The use of anabolic steroids in training is banned. The only time that any of the four permitted anabolic steroids can be administered is if they are:
prescribed by a veterinarian – which requires the filing of a treatment plan prior to administration, and
the horse is placed on the state veterinarian’s list for a minimum of six months after the final administration;
Strict reporting requirements for other substances, such as clenbuterol, that act as anabolic agents; and
A broadly expanded prohibited substance list based upon the World Anti-Doping Agency’s Prohibited Substance list[/QUOTE]
According to multiple stories, steroids are allowed in California (they just have to be used in certain times).

As I quoted in post #26.

Interesting history on this horse.

http://cs.bloodhorse.com/blogs/keeping-pace/archive/2016/12/27/one-horse-two-scandals.aspx

That poor horse needs better connections…Ace???

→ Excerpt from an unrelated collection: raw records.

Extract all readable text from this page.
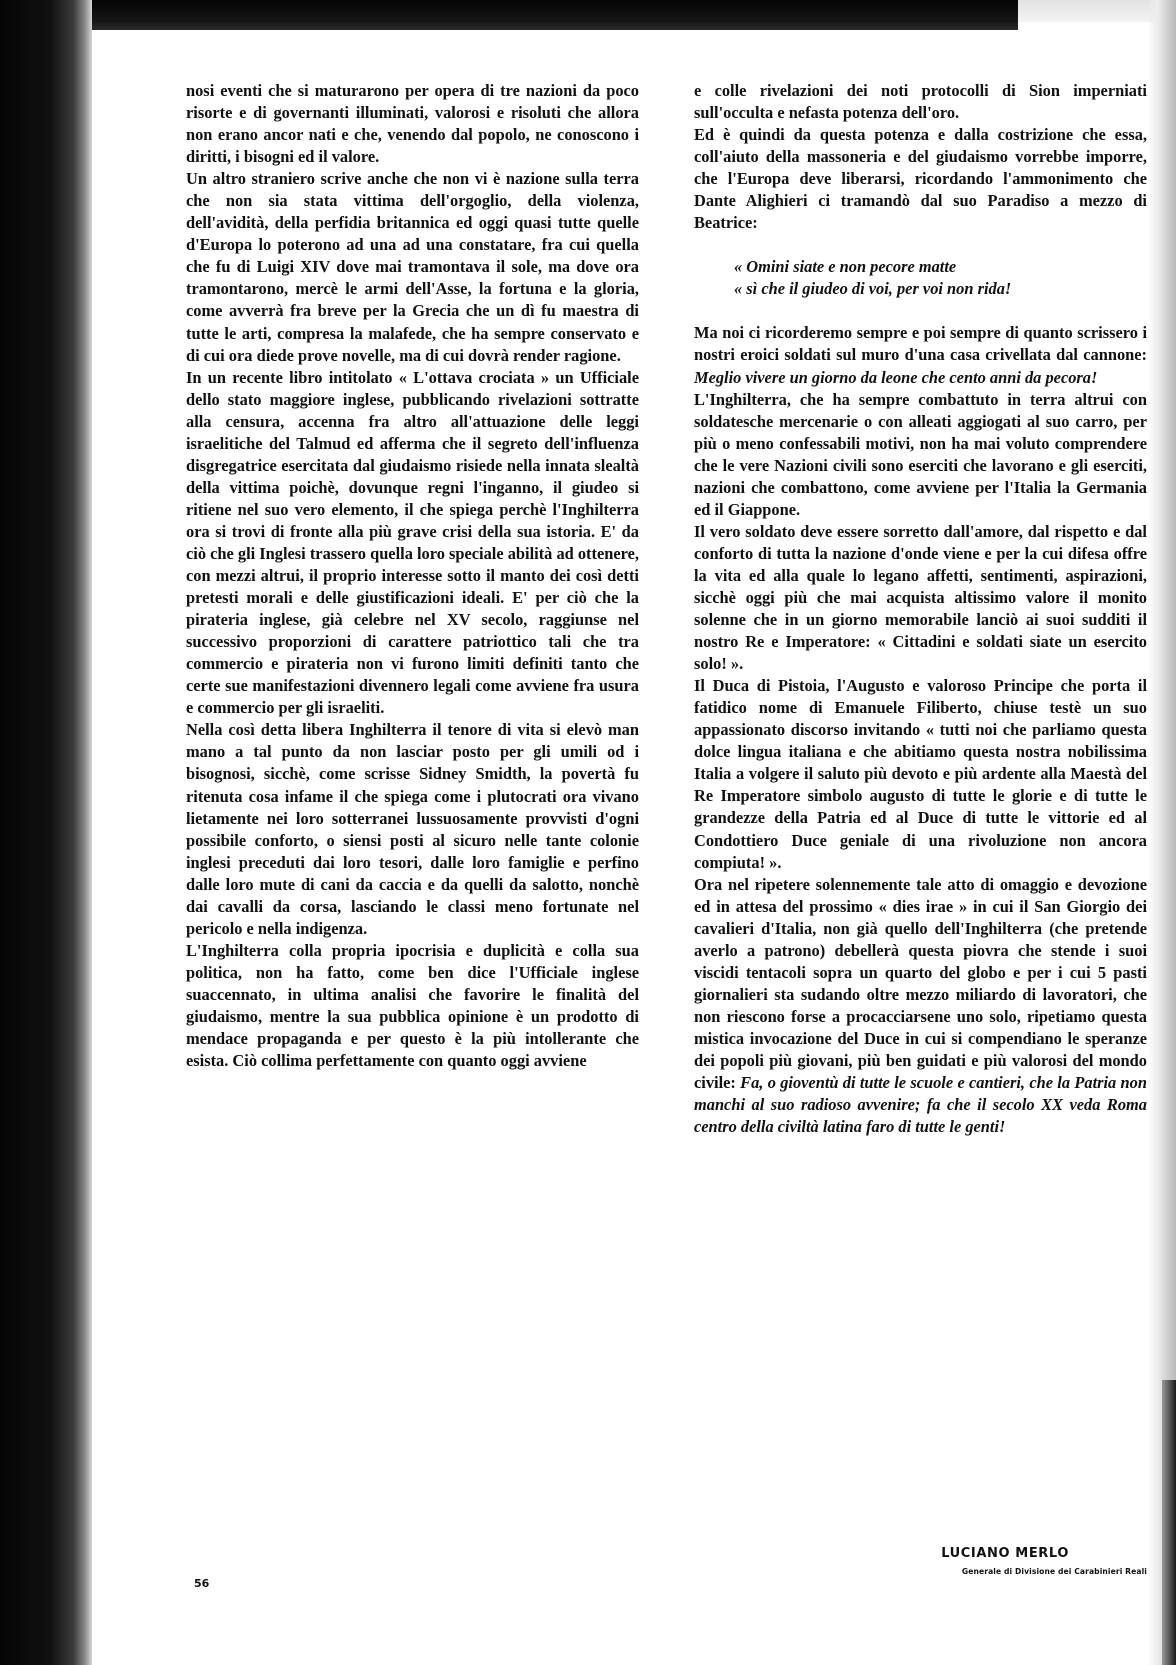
nosi eventi che si maturarono per opera di tre nazioni da poco risorte e di governanti illuminati, valorosi e risoluti che allora non erano ancor nati e che, venendo dal popolo, ne conoscono i diritti, i bisogni ed il valore.

Un altro straniero scrive anche che non vi è nazione sulla terra che non sia stata vittima dell'orgoglio, della violenza, dell'avidità, della perfidia britannica ed oggi quasi tutte quelle d'Europa lo poterono ad una ad una constatare, fra cui quella che fu di Luigi XIV dove mai tramontava il sole, ma dove ora tramontarono, mercè le armi dell'Asse, la fortuna e la gloria, come avverrà fra breve per la Grecia che un dì fu maestra di tutte le arti, compresa la malafede, che ha sempre conservato e di cui ora diede prove novelle, ma di cui dovrà render ragione.

In un recente libro intitolato « L'ottava crociata » un Ufficiale dello stato maggiore inglese, pubblicando rivelazioni sottratte alla censura, accenna fra altro all'attuazione delle leggi israelitiche del Talmud ed afferma che il segreto dell'influenza disgregatrice esercitata dal giudaismo risiede nella innata slealtà della vittima poichè, dovunque regni l'inganno, il giudeo si ritiene nel suo vero elemento, il che spiega perchè l'Inghilterra ora si trovi di fronte alla più grave crisi della sua istoria. E' da ciò che gli Inglesi trassero quella loro speciale abilità ad ottenere, con mezzi altrui, il proprio interesse sotto il manto dei così detti pretesti morali e delle giustificazioni ideali. E' per ciò che la pirateria inglese, già celebre nel XV secolo, raggiunse nel successivo proporzioni di carattere patriottico tali che tra commercio e pirateria non vi furono limiti definiti tanto che certe sue manifestazioni divennero legali come avviene fra usura e commercio per gli israeliti.

Nella così detta libera Inghilterra il tenore di vita si elevò man mano a tal punto da non lasciar posto per gli umili od i bisognosi, sicchè, come scrisse Sidney Smidth, la povertà fu ritenuta cosa infame il che spiega come i plutocrati ora vivano lietamente nei loro sotterranei lussuosamente provvisti d'ogni possibile conforto, o siensi posti al sicuro nelle tante colonie inglesi preceduti dai loro tesori, dalle loro famiglie e perfino dalle loro mute di cani da caccia e da quelli da salotto, nonchè dai cavalli da corsa, lasciando le classi meno fortunate nel pericolo e nella indigenza.

L'Inghilterra colla propria ipocrisia e duplicità e colla sua politica, non ha fatto, come ben dice l'Ufficiale inglese suaccennato, in ultima analisi che favorire le finalità del giudaismo, mentre la sua pubblica opinione è un prodotto di mendace propaganda e per questo è la più intollerante che esista. Ciò collima perfettamente con quanto oggi avviene

e colle rivelazioni dei noti protocolli di Sion imperniati sull'occulta e nefasta potenza dell'oro.

Ed è quindi da questa potenza e dalla costrizione che essa, coll'aiuto della massoneria e del giudaismo vorrebbe imporre, che l'Europa deve liberarsi, ricordando l'ammonimento che Dante Alighieri ci tramandò dal suo Paradiso a mezzo di Beatrice:

« Omini siate e non pecore matte
« sì che il giudeo di voi, per voi non rida!

Ma noi ci ricorderemo sempre e poi sempre di quanto scrissero i nostri eroici soldati sul muro d'una casa crivellata dal cannone: Meglio vivere un giorno da leone che cento anni da pecora!

L'Inghilterra, che ha sempre combattuto in terra altrui con soldatesche mercenarie o con alleati aggiogati al suo carro, per più o meno confessabili motivi, non ha mai voluto comprendere che le vere Nazioni civili sono eserciti che lavorano e gli eserciti, nazioni che combattono, come avviene per l'Italia la Germania ed il Giappone.

Il vero soldato deve essere sorretto dall'amore, dal rispetto e dal conforto di tutta la nazione d'onde viene e per la cui difesa offre la vita ed alla quale lo legano affetti, sentimenti, aspirazioni, sicchè oggi più che mai acquista altissimo valore il monito solenne che in un giorno memorabile lanciò ai suoi sudditi il nostro Re e Imperatore: « Cittadini e soldati siate un esercito solo! ».

Il Duca di Pistoia, l'Augusto e valoroso Principe che porta il fatidico nome di Emanuele Filiberto, chiuse testè un suo appassionato discorso invitando « tutti noi che parliamo questa dolce lingua italiana e che abitiamo questa nostra nobilissima Italia a volgere il saluto più devoto e più ardente alla Maestà del Re Imperatore simbolo augusto di tutte le glorie e di tutte le grandezze della Patria ed al Duce di tutte le vittorie ed al Condottiero Duce geniale di una rivoluzione non ancora compiuta! ».

Ora nel ripetere solennemente tale atto di omaggio e devozione ed in attesa del prossimo « dies irae » in cui il San Giorgio dei cavalieri d'Italia, non già quello dell'Inghilterra (che pretende averlo a patrono) debellerà questa piovra che stende i suoi viscidi tentacoli sopra un quarto del globo e per i cui 5 pasti giornalieri sta sudando oltre mezzo miliardo di lavoratori, che non riescono forse a procacciarsene uno solo, ripetiamo questa mistica invocazione del Duce in cui si compendiano le speranze dei popoli più giovani, più ben guidati e più valorosi del mondo civile: Fa, o gioventù di tutte le scuole e cantieri, che la Patria non manchi al suo radioso avvenire; fa che il secolo XX veda Roma centro della civiltà latina faro di tutte le genti!

LUCIANO MERLO
Generale di Divisione dei Carabinieri Reali
56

Findeight: Very true and it appears this gelding might be in the barn for awhile. I am somewhat surprised that Jay Em Ess is connected to this.

http://www.bloodhorse.com/horse-racing/articles/218651/masochistic-denied-entry-at-santa-anita

Bill Shanklin picked up on this by writing this thought provoking article.

http://www.horseracingbusiness.com/the-betting-public-be-damned-15164.htm

Good point Shammy. So would knowing the horse was treated with an anabolic steriod change your handicapping strategy?

There is a lot to be said about this situation and I have been staying away from it for a variety of reasons but I really don’t get the outrage from the gamblers. The horse had been training superbly up to the race and Lord Nelson scratched. He went off as the favorite as I recall but there was some concern about his abbreviated 2016 campaign and the fact he had been injured and had run last in the same race a year ago. He figured to run in the money and the odds reflected it. He ran second and the gamblers were paid for it even though he will now be placed last. The result was completely logical until the post race test results were revealed and the conspiracy minded (in my eyes) went to town.

Now if he went off at 20-1 and won, I’d get it. This is a little more nuanced I believe.

So an NFL player voluntarily released information that he’d been asked to submit to a drug test by finding a note taped to his locker requesting he report ASAP. Why doesn’t the NFL just show up and ask without warning? (Or do they and this wasn’t the case).

Me personally, I don’t get the outrage over the picogram test results from Masochistic. Yeah, yeah, vets can falsify when drugs are administered, I get that. The amount of steroid left in Masochistic’s system was very small. IMO, if anything, maybe steroids should be treated more like Lasix and just report that the horse has had steroids in their system on the race day program. Yes, have some type of minimum time (60 days or whatever) in which it can’t be administered but get it out in front of the betting public.

Makes me wonder when RunHappy (Claiborne) reports that he’d run drug free, no Lasix, for his entire career. Since steroid testing isn’t public info, did drug free include 'roids or not?

This is what abusing withdrawal times truly looks like:

http://www.bloodhorse.com/horse-racing/articles/218653/preciado-to-accept-license-revocation-in-pennsylvania

Better training through chemistry at its finest.

Working with guys like Preciado in my past is why I don’t even blink over the Masochistic situation. They are apples and oranges.

This is hard for me as I have dealt with horses like him (usually fillies) that really do benefit from steroids. Not in the performance enhancing way that people assume, but those that absolutely won’t eat and are dull and listless without them.

I’m guessing that most will still see them as “bad” even in that case, but that’s just my added experience.

IMHO, a horse that won’t eat and is dull and listless needs better horsemanship, not drugs.

I agree with PB. Enhancing appetite seems like a very poor excuse to administer anabolic steroids. As one vet says (paraphrased) in this link, anabolic steroids help in the care of horses with gastric ulcers by enhancing appetite but wouldn’t it be better to just rid the horse of the ulcers. As we all know an extremely high percentage of racehorse suffer with ulcers.